CRISPR/Cas9 Correction of a Common Duchenne Muscular Dystrophy (DMD) Deletion
In Progress
Status
2022
Grant Year
ANF Development Grant
Grant Type
Stefan Nicolau, MD
Recipient
Abigail Wexner Research Institute at Nationwide Children's Hospital
Location
Project Summary
Dr. Nicolau’s team is working to develop a new method to correct a common DMD mutation using CRISPR/Cas9 gene editing. “This method makes use of a process called homology-independent targeted integration (HITI), which is a more efficient way of introducing DNA into muscle cells. Unlike most previously described gene editing methods for DMD, this also allows production of the full-length dystrophin protein, rather than a shortened isoform.”
The team’s short term research goals are to develop and optimize a gene editing system based on HITI to correct a common DMD mutation. This will be achieved through a series of experiments in patient-derived cells and in a mouse model of DMD.
They are also hopeful that their research will help advance HITI and other gene therapy approaches for DMD towards clinical use.
Following completion of the research, Dr. Nicolau will present his findings at an AANEM Annual Meeting. “I am very grateful to the ANF for offering me this opportunity as an early career investigator. I look forward to being able to share results of the research with the ANF and the NM community at large in the coming years.”

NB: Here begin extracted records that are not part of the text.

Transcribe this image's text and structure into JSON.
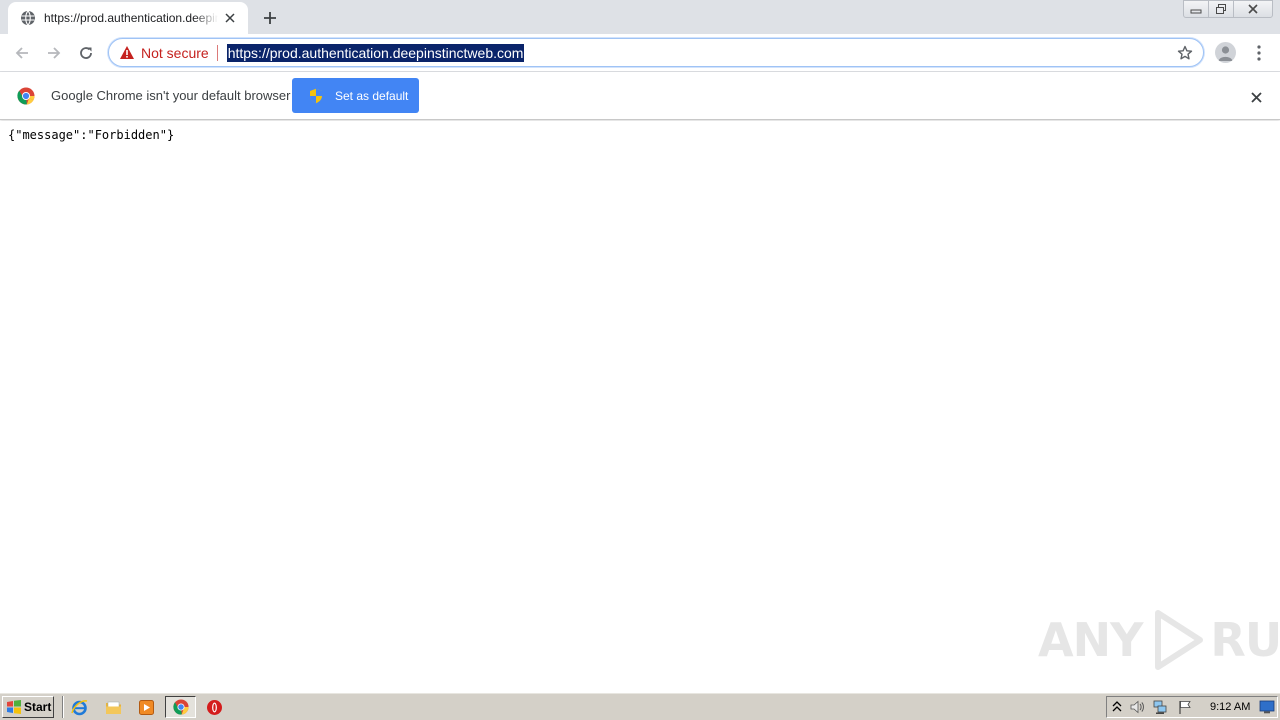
{
  "tab": {
    "title": "https://prod.authentication.deepinstinctweb.com",
    "favicon_icon": "globe-icon",
    "close_icon": "close-icon"
  },
  "toolbar": {
    "back_icon": "arrow-left-icon",
    "forward_icon": "arrow-right-icon",
    "reload_icon": "reload-icon",
    "security_label": "Not secure",
    "url": "https://prod.authentication.deepinstinctweb.com",
    "bookmark_icon": "star-icon",
    "profile_icon": "avatar-icon",
    "menu_icon": "kebab-menu-icon"
  },
  "infobar": {
    "message": "Google Chrome isn't your default browser",
    "button_label": "Set as default",
    "close_icon": "close-icon"
  },
  "page": {
    "body_text": "{\"message\":\"Forbidden\"}"
  },
  "watermark": {
    "left": "ANY",
    "right": "RUN"
  },
  "taskbar": {
    "start_label": "Start",
    "quick_launch": [
      "ie-icon",
      "explorer-folder-icon",
      "media-player-icon",
      "chrome-icon",
      "opera-icon"
    ],
    "tray_icons": [
      "expand-tray-icon",
      "volume-icon",
      "network-icon",
      "action-center-flag-icon"
    ],
    "clock": "9:12 AM"
  },
  "colors": {
    "tabstrip_bg": "#dee1e6",
    "not_secure_red": "#c5221f",
    "url_selection_bg": "#0a246a",
    "button_blue": "#4285f4",
    "taskbar_bg": "#d4d0c8"
  }
}
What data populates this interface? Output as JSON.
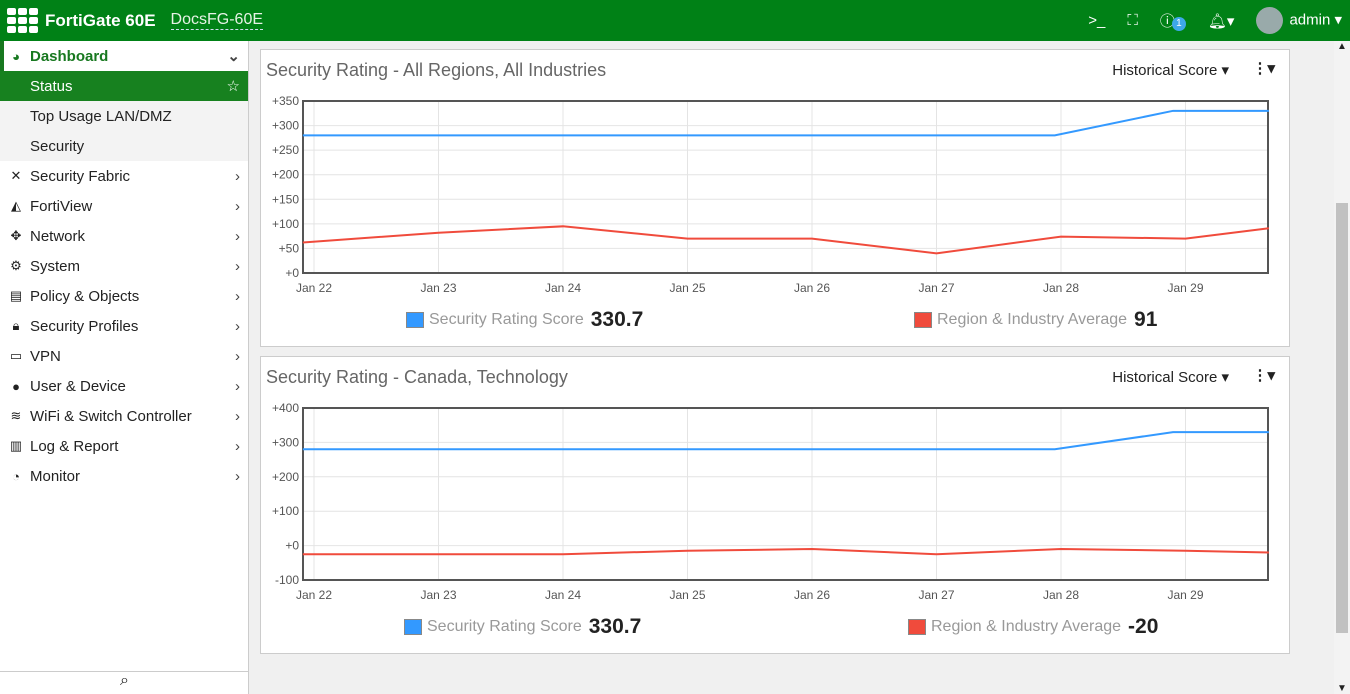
{
  "header": {
    "brand": "FortiGate 60E",
    "hostname": "DocsFG-60E",
    "help_badge": "1",
    "user": "admin"
  },
  "sidebar": {
    "items": [
      {
        "label": "Dashboard",
        "icon": "dashboard-icon"
      },
      {
        "label": "Status"
      },
      {
        "label": "Top Usage LAN/DMZ"
      },
      {
        "label": "Security"
      },
      {
        "label": "Security Fabric",
        "icon": "fabric-icon"
      },
      {
        "label": "FortiView",
        "icon": "chart-area-icon"
      },
      {
        "label": "Network",
        "icon": "arrows-icon"
      },
      {
        "label": "System",
        "icon": "gear-icon"
      },
      {
        "label": "Policy & Objects",
        "icon": "policy-icon"
      },
      {
        "label": "Security Profiles",
        "icon": "lock-icon"
      },
      {
        "label": "VPN",
        "icon": "laptop-icon"
      },
      {
        "label": "User & Device",
        "icon": "user-icon"
      },
      {
        "label": "WiFi & Switch Controller",
        "icon": "wifi-icon"
      },
      {
        "label": "Log & Report",
        "icon": "bar-chart-icon"
      },
      {
        "label": "Monitor",
        "icon": "pie-chart-icon"
      }
    ]
  },
  "colors": {
    "blue": "#3399ff",
    "red": "#f04b3c",
    "green": "#008116"
  },
  "chart_data": [
    {
      "type": "line",
      "title": "Security Rating - All Regions, All Industries",
      "dropdown": "Historical Score",
      "categories": [
        "Jan 22",
        "Jan 23",
        "Jan 24",
        "Jan 25",
        "Jan 26",
        "Jan 27",
        "Jan 28",
        "Jan 29"
      ],
      "ylim": [
        0,
        350
      ],
      "yticks": [
        "+0",
        "+50",
        "+100",
        "+150",
        "+200",
        "+250",
        "+300",
        "+350"
      ],
      "series": [
        {
          "name": "Security Rating Score",
          "value": "330.7",
          "x": [
            -0.09,
            5.95,
            6.9,
            7.67
          ],
          "y": [
            280,
            280,
            330,
            330
          ]
        },
        {
          "name": "Region & Industry Average",
          "value": "91",
          "x": [
            -0.09,
            1,
            2,
            3,
            4,
            5,
            6,
            7,
            7.67
          ],
          "y": [
            62,
            82,
            95,
            70,
            70,
            40,
            74,
            70,
            91
          ]
        }
      ]
    },
    {
      "type": "line",
      "title": "Security Rating - Canada, Technology",
      "dropdown": "Historical Score",
      "categories": [
        "Jan 22",
        "Jan 23",
        "Jan 24",
        "Jan 25",
        "Jan 26",
        "Jan 27",
        "Jan 28",
        "Jan 29"
      ],
      "ylim": [
        -100,
        400
      ],
      "yticks": [
        "-100",
        "+0",
        "+100",
        "+200",
        "+300",
        "+400"
      ],
      "series": [
        {
          "name": "Security Rating Score",
          "value": "330.7",
          "x": [
            -0.09,
            5.95,
            6.9,
            7.67
          ],
          "y": [
            280,
            280,
            330,
            330
          ]
        },
        {
          "name": "Region & Industry Average",
          "value": "-20",
          "x": [
            -0.09,
            1,
            2,
            3,
            4,
            5,
            6,
            7,
            7.67
          ],
          "y": [
            -25,
            -25,
            -25,
            -15,
            -10,
            -25,
            -10,
            -15,
            -20
          ]
        }
      ]
    }
  ]
}
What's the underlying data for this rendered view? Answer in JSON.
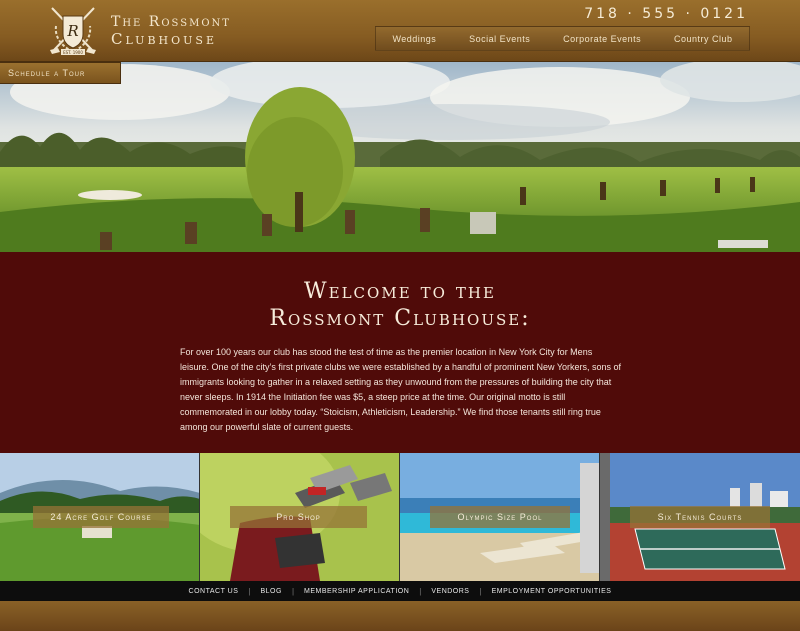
{
  "header": {
    "brand_line1": "The Rossmont",
    "brand_line2": "Clubhouse",
    "crest_letter": "R",
    "crest_est": "EST. 1900",
    "phone": "718 · 555 · 0121",
    "nav": [
      "Weddings",
      "Social Events",
      "Corporate Events",
      "Country Club"
    ]
  },
  "hero": {
    "schedule_label": "Schedule a Tour"
  },
  "welcome": {
    "title_line1": "Welcome to the",
    "title_line2": "Rossmont Clubhouse:",
    "body": "For over 100 years our club has stood the test of time as the premier location in New York City for Mens leisure. One of the city’s first private clubs we were established by a handful of prominent New Yorkers, sons of immigrants looking to gather in a relaxed setting as they unwound from the pressures of building the city that never sleeps. In 1914 the Initiation fee was $5, a steep price at the time. Our original motto is still commemorated in our lobby today. “Stoicism, Athleticism, Leadership.” We find those tenants still ring true among our powerful slate of current guests."
  },
  "tiles": [
    "24 Acre Golf Course",
    "Pro Shop",
    "Olympic Size Pool",
    "Six Tennis Courts"
  ],
  "footer": [
    "CONTACT US",
    "BLOG",
    "MEMBERSHIP APPLICATION",
    "VENDORS",
    "EMPLOYMENT OPPORTUNITIES"
  ],
  "colors": {
    "header_brown": "#865c22",
    "welcome_maroon": "#500b09",
    "footer_black": "#0d0d0d"
  }
}
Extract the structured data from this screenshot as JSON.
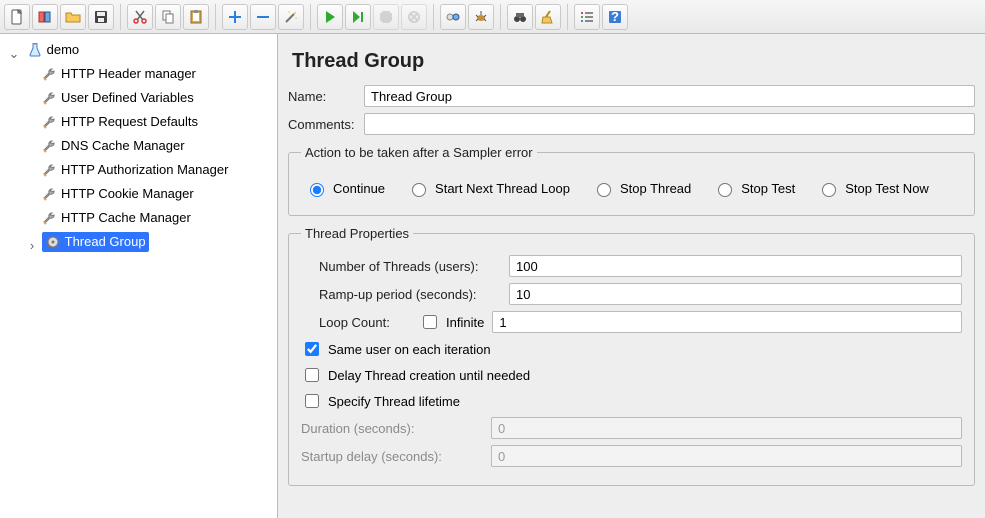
{
  "toolbar": {
    "new_file": "new-file",
    "templates": "templates",
    "open": "open",
    "save": "save",
    "cut": "cut",
    "copy": "copy",
    "paste": "paste",
    "add": "add",
    "remove": "remove",
    "wand": "cleanup",
    "start": "start",
    "start_no_pause": "start-no-pause",
    "stop": "stop",
    "shutdown": "shutdown",
    "toggle": "toggle",
    "clear_gc": "gc",
    "search": "search",
    "clear": "clear",
    "options": "options",
    "help": "help"
  },
  "tree": {
    "root_label": "demo",
    "thread_group_label": "Thread Group",
    "items": [
      {
        "label": "HTTP Header manager"
      },
      {
        "label": "User Defined Variables"
      },
      {
        "label": "HTTP Request Defaults"
      },
      {
        "label": "DNS Cache Manager"
      },
      {
        "label": "HTTP Authorization Manager"
      },
      {
        "label": "HTTP Cookie Manager"
      },
      {
        "label": "HTTP Cache Manager"
      }
    ]
  },
  "panel": {
    "title": "Thread Group",
    "name_label": "Name:",
    "name_value": "Thread Group",
    "comments_label": "Comments:",
    "comments_value": "",
    "error_legend": "Action to be taken after a Sampler error",
    "error_options": {
      "continue": "Continue",
      "start_next": "Start Next Thread Loop",
      "stop_thread": "Stop Thread",
      "stop_test": "Stop Test",
      "stop_test_now": "Stop Test Now"
    },
    "props_legend": "Thread Properties",
    "threads_label": "Number of Threads (users):",
    "threads_value": "100",
    "rampup_label": "Ramp-up period (seconds):",
    "rampup_value": "10",
    "loop_label": "Loop Count:",
    "loop_infinite_label": "Infinite",
    "loop_value": "1",
    "same_user_label": "Same user on each iteration",
    "delay_creation_label": "Delay Thread creation until needed",
    "specify_lifetime_label": "Specify Thread lifetime",
    "duration_label": "Duration (seconds):",
    "duration_value": "0",
    "startup_delay_label": "Startup delay (seconds):",
    "startup_delay_value": "0"
  }
}
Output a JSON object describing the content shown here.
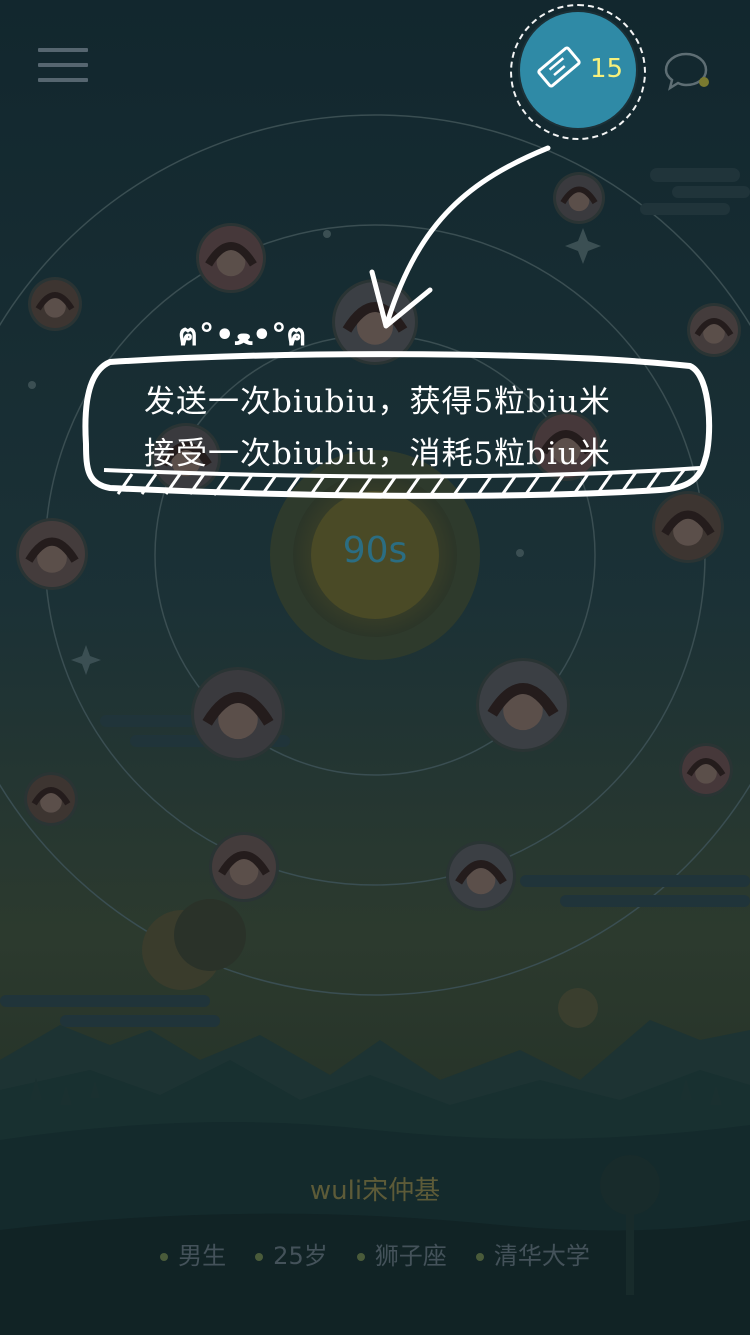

- Up to $50,000 for up to 2 years. Total award $100,000 including indirect costs.
- Complimentary AANEM Annual Meeting registration in the year the research is presented. This travel award does not need to be included in the grant application. It is paid above in the $50,000 award.
- Complimentary AANEM membership during funding.
“Although we are planning to initially develop this method for correction of one particular mutation, we anticipate that it can be adapted to correct a broader range of mutations in the same region.”